Playing around with Apple’s App Store Data and NoSQL Databases and Some Random Fun Facts
I’ve been playing around with Apple’s App Store Data (Enterprise Feed) and initially tried dumping it into RavenDB. I like the idea of a Lucene powered NoSQL database but after about 5 hours I decided to punt on RavenDB for a couple of reasons.
– The RavenDB administration user interface was not intuitive to me
– RavenDB costs 999$ to use
The C# API to RavenDB was fine, but it did seem slow to insert all the data.
So I settled on MongoDB which did a marvelous job of inserting. I found a 3rd party GUI Tool called MongoVUE that seems decent enough although it costs money after two weeks. The first thing I did was find You Doodle in the App Store data and it was there safe and sound. Then I thought “What is the largest app in the Apple App Store?”…

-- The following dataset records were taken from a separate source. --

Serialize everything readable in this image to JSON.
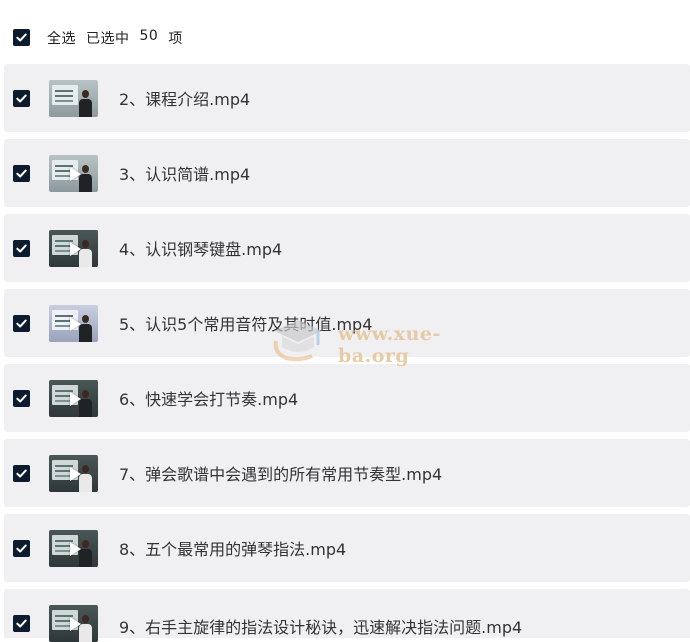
{
  "header": {
    "select_all_label": "全选",
    "selected_prefix": "已选中",
    "selected_count": "50",
    "selected_suffix": "项"
  },
  "files": [
    {
      "name": "2、课程介绍.mp4",
      "thumb": "lecture-thumbnail",
      "play": false
    },
    {
      "name": "3、认识简谱.mp4",
      "thumb": "lecture-thumbnail",
      "play": true
    },
    {
      "name": "4、认识钢琴键盘.mp4",
      "thumb": "lecture-thumbnail",
      "play": true
    },
    {
      "name": "5、认识5个常用音符及其时值.mp4",
      "thumb": "lecture-thumbnail",
      "play": true
    },
    {
      "name": "6、快速学会打节奏.mp4",
      "thumb": "lecture-thumbnail",
      "play": true
    },
    {
      "name": "7、弹会歌谱中会遇到的所有常用节奏型.mp4",
      "thumb": "lecture-thumbnail",
      "play": true
    },
    {
      "name": "8、五个最常用的弹琴指法.mp4",
      "thumb": "lecture-thumbnail",
      "play": true
    },
    {
      "name": "9、右手主旋律的指法设计秘诀，迅速解决指法问题.mp4",
      "thumb": "lecture-thumbnail",
      "play": true
    }
  ],
  "watermark": {
    "text": "www.xue-ba.org"
  },
  "colors": {
    "checkbox": "#0d1b2e",
    "row_background": "#f0f0f2",
    "watermark_text": "#e5c49a"
  }
}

Answer: The Witcher 2: Assassins of Kings Enhanced Edition
Comes in at a whopping 21,040,027,421 bytes (that’s about 21GB – yikes, hope you have an iPad 3 or 4 with 64 or 128 GB :))

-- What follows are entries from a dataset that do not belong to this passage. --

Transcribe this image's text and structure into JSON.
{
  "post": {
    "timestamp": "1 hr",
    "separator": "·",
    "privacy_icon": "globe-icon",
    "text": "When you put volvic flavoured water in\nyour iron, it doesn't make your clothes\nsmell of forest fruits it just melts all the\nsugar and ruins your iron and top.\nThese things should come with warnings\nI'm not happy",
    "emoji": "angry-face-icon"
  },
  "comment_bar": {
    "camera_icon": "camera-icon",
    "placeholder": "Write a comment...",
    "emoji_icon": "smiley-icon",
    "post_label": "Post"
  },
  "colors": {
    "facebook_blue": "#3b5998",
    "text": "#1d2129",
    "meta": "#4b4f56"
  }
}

And the smallest tiniest app…
Well that depends. If you throw out all the zeroes then it is…
HiCon Lite at a measly 16,623 bytes. I was skeptical so I downloaded it. Before I could blink it was ready to open on my device. This cute little app lets you take a photo and turns it black and white.
Anyway, I noticed a couple problems with Apple’s enterprise feed that I have notified them about.

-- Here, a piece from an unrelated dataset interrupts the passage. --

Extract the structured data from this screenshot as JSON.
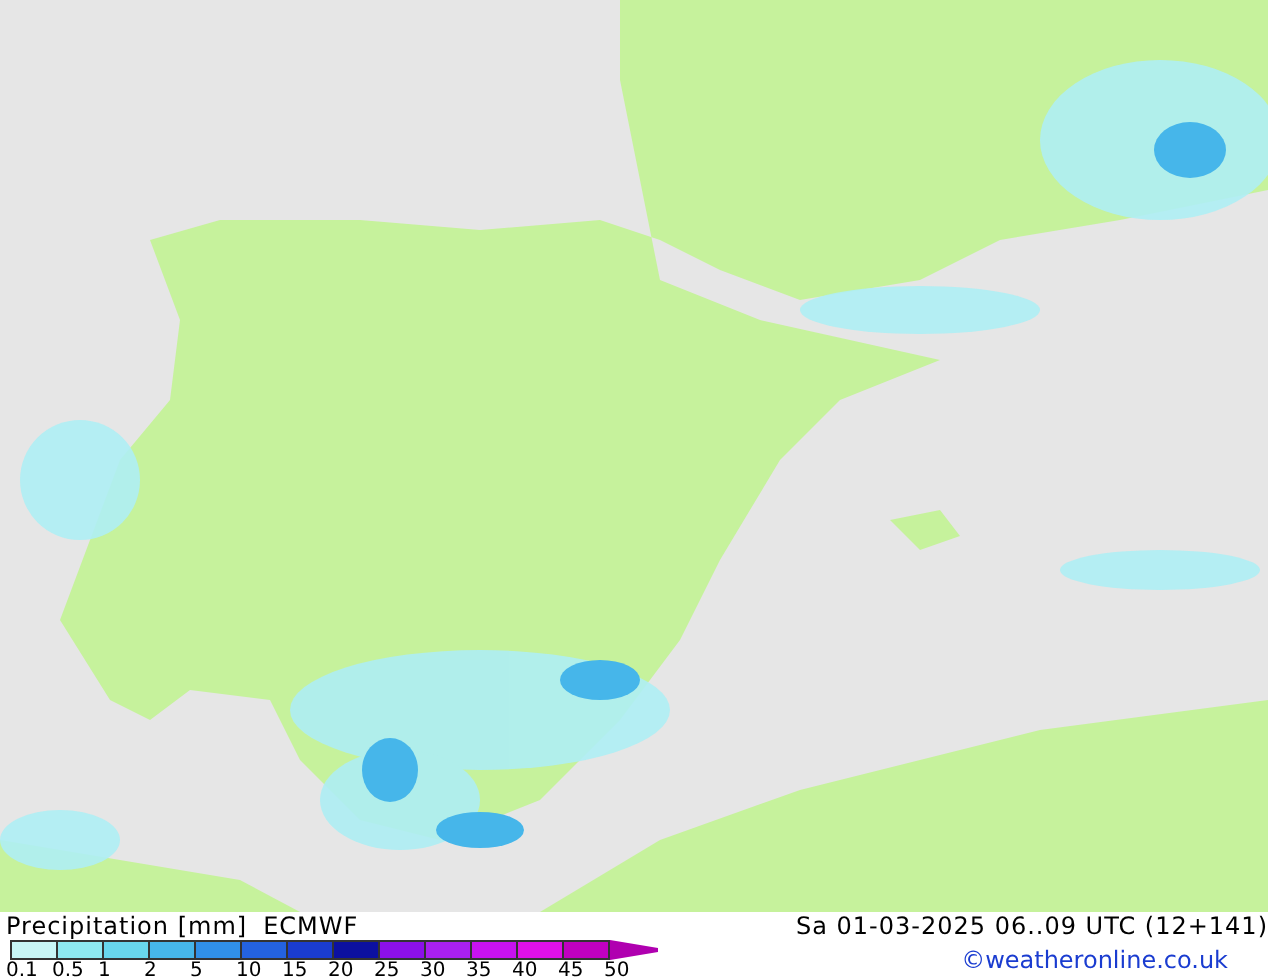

– All the screenshots are not included
– They do not include release notes for past updates
– The app pricing is bundled with the itunes music and collection pricing which requires a staggering 200GB download. I wish that it was a separate file.
– The items in the data files are not sorted on primary key which required me to merge sort each file on the primary key before aggregating everything together
– Keywords are not included – I know this is a sensitive issue since this is how search works in the App Store, but come on, what if I want to make a search service for App Store apps? Guess I can do title, genre and description.
– Reviews are not included
It’s nice that they provide the data but it’s obviously some neglected process that isn’t given much love. Even the documentation on Apple’s website doesn’t match what’s in the files in some cases.